I was a research coach/facilitator for 6 years and for the last two years I have been a judge.  This entire experience is so valuable for our students.  Writing a research paper of this caliber gives these students an advantage and will be a benefit to them throughout their educational years.  But I am afraid if we don't find a way to use technology in this experience, the program will be eliminated.

This year's research fair was held Saturday, and one student bravely made the change in format.  She was the only one who did not have a presentation board. 

Instead, she had a screen as her backdrop and created a PowerPoint which included a video clip, as the visual to her presentation.  And it was magnificent.  (I even got to wear Harry Potter's sorting hat and drink butter beer!)  I was honored to be her judge and to see her raise the bar and set the new standard.

The research process has changed over the years with the use of the Internet and the access of information literally at our fingertips.  However, students still need to know how to thoroughly research a topic and synthesize that information into a well written paper. 

But because of technology, presenting the information has unlimited possibilities...if we are brave enough to think beyond "the way we have always done it."

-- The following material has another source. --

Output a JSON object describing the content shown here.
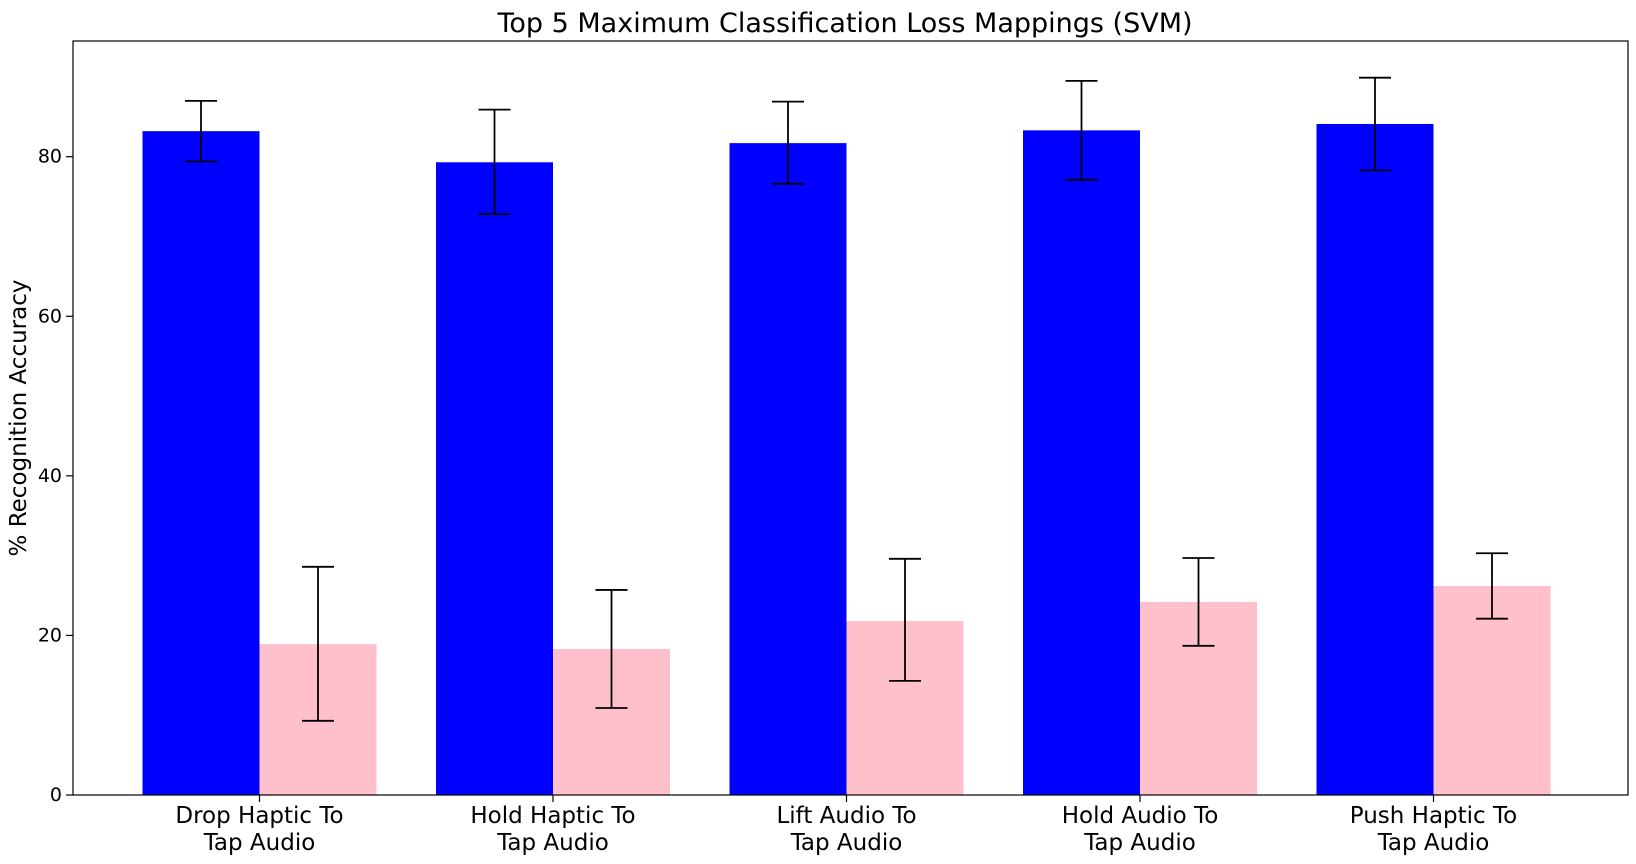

  1. What a brave little soul! Technology does change the game for all of us. It helps with the research but to put it to work in the end product takes it to another level. Great stuff! Next year I'm thinking you'll have a few more like this one.

  2. That brave soul definitely raised the bar!! Her world is SO visual, so much more than words written on notecards as she explores her curiosities! And as teachers, we get to now work with these digital natives. What a fun ride it is going to be!!

  3. You are so right about the need to integrate technology into these research projects. I've been working on a project with some gifted 6th graders and have to say that the process of synthesizing information is hard. I question what we are doing prior to 6th grade that is making this almost painful to complete. I'm not sure if I'll write about it because I don't know the solution.

  4. This is the type of celebration that I love to read, Leigh Anne. Technology offers students so many possibilities of extending their world and researching different modes of presentation.